DvC1-10 (ST26 D22st Jason Shrink-wrap & Logs)
Figure DvC1-10 is a montage showing some of the educational aspects of the first offshore well to be partially guided by a D3D-impedance image, the D22st at ST-26. Starting in the lower-right corner, and moving clockwise, the montage shows:
(L-R) North-South D3D-impedance seismic section across the D22st well, with the low-impedance "O" sand represented by the yellow-red-pink colored layer. The lowest D3D-impedance VOXELs (interpreted to be high-GOR oil pay when the seismic data were shot in 1996) are colored yellow. Note that the D22st well path drilled into a 2-VOXEL-thick (8 ms = 40 feet) zone roughly correlative with the good quality gas and oil sand, shown on the "O" sand, log above it. The unproduced D10 (multiple-lobed) gas sand is seen up-dip and to the left of the D22st, and the not-yet-depleted (in 1996) C-15 (single, massive-lobed) well is shown down-dip to the right.
(L-L) the lower-left panel shows crossing lines through the directional D22st well and its "O" sand take point. The upper lines show the more regional views, with the "O" sand D3D-impedance seismic response terminating up-dip, onto the (faulted top of the Bay Marchand salt massif, and the lateral traps formed by the graben-flanking faults on the east and west of the ST-26 "O" sand field. It is significant to the D3DSP-goal of locating subtly trapped hydrocarbons, that these ~100 million barrels of oil are trapped in a graben, down-dip from the large, Bay Marchand salt dome field. The lower set of lines is the "zoomed" versions of the upper, regional lines. Notice the internal-to-the-O-sand-layer, yellow (low-D3D-impedance) VOXEL character and compare it to the log cross-section in Figure DvC1-05. On the logs, everything colored (blue or yellow) is considered "O" sand facies, but the best reservoir sands are colored yellow ... as they are on the D3D-impedance seismic.
(U-L) The gamma ray and induction (resistivity) log response of a slightly shallower N4 laminate oil sand. Not much D3D response from these poorly developed sand stringers.
(U-MID-L) The upper-left-middle panel show shows the log responses from a very clean, "N10" distributary channel sand, near the "O" sand deltaic system, and the (~24-feet of brown = one-4ms-VOXEL) "neutron-density" crossover signature denoting the gas on high-GOR oil. The logged transit-time and density (acoustic impedance) of the gas and the oil are very similar, but the water bearing sands are noticeably higher impedance. These logs are shown on the L-R panel, but very faintly.
(U-MID-R) The gas-on-oil "O" sand log response, showing ~ 40-feet of crossover, that the D3D-impedance was interpreted to show clearly.

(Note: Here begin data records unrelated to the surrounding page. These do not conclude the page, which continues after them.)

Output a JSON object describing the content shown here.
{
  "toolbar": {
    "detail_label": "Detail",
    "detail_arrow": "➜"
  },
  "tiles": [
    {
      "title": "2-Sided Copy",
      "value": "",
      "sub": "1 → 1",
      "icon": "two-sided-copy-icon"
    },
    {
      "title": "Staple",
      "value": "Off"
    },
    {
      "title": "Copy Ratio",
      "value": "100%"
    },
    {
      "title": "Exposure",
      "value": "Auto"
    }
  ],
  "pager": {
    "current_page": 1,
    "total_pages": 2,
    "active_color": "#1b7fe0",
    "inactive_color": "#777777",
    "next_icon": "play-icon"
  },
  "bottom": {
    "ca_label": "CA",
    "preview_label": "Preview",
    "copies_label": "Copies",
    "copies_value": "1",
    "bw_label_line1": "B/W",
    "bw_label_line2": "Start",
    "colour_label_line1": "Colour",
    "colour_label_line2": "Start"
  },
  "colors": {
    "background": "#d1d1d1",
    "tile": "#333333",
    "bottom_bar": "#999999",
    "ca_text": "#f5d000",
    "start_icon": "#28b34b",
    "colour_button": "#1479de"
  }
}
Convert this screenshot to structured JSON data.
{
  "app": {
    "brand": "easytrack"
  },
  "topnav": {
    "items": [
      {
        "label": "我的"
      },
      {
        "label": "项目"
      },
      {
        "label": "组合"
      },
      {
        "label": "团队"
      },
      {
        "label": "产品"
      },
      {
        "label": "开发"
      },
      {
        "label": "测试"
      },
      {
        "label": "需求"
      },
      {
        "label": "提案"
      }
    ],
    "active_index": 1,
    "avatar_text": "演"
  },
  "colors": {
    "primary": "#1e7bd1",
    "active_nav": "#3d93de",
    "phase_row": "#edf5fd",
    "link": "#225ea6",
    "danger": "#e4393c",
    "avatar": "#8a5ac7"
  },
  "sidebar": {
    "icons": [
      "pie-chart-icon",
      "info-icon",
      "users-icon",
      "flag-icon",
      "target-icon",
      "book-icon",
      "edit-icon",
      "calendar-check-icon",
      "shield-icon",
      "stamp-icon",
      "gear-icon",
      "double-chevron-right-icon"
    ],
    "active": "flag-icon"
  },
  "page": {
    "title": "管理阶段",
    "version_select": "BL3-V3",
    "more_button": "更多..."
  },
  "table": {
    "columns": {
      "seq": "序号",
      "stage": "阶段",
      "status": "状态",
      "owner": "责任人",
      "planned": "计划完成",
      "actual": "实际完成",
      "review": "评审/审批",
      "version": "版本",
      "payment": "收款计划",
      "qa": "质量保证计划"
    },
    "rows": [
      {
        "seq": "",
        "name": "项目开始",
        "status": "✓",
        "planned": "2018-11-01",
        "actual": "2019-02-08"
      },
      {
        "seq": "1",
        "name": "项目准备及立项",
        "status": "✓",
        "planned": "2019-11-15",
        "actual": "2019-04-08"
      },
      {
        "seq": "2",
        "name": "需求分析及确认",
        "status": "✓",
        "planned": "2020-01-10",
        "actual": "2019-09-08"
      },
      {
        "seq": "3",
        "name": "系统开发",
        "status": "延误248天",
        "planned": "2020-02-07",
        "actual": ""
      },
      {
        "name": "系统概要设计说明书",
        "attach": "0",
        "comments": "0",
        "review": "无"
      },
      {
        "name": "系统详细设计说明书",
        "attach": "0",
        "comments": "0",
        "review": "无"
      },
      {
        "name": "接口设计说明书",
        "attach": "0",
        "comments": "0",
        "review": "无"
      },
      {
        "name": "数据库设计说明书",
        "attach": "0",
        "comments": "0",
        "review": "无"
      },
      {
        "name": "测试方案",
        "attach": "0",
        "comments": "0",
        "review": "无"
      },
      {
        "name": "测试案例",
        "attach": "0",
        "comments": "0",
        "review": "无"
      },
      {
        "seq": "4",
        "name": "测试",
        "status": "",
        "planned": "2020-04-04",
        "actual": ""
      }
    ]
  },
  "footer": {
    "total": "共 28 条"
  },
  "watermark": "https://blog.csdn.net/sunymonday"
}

(U-R) The Jason Geoscience Workbench (JGW) "shrink-wrap" display that demonstrated (post-mortem) the westernmost fault block actually consists of four (or five?) compartments that are colored pink, cyan, yellow, brown (and red?). The initially water-free, superb, D22st well drilled into a 100,000 barrel compartment (upper-left tip, in pink) that was NOT seen in the pre-drill D3D-impedance interpretation ... because (1) The JGW software had not yet been licensed;
(2) Only standard vertical-view lines and map-view slices of the conventional and D3D-impdance data were employed (on which the overlapping, shingled boundaries between the sand bodies could not be seen, on conventionally processed data, and were never D3D-investigated ... only looking for the thickest, water-free sand target); and
(3) The exploitation goal was to sell this first well to the new purchasers of the ST-26 field.
This 100mboe compartment (had it been sought or seen) would not have met the 12,000-foot drilling economics requirements. The D3DSP received a serious black-eye when, after three months, the well went off having only produced 100,000 boe (but at an 1,111 boe per day, average rate!).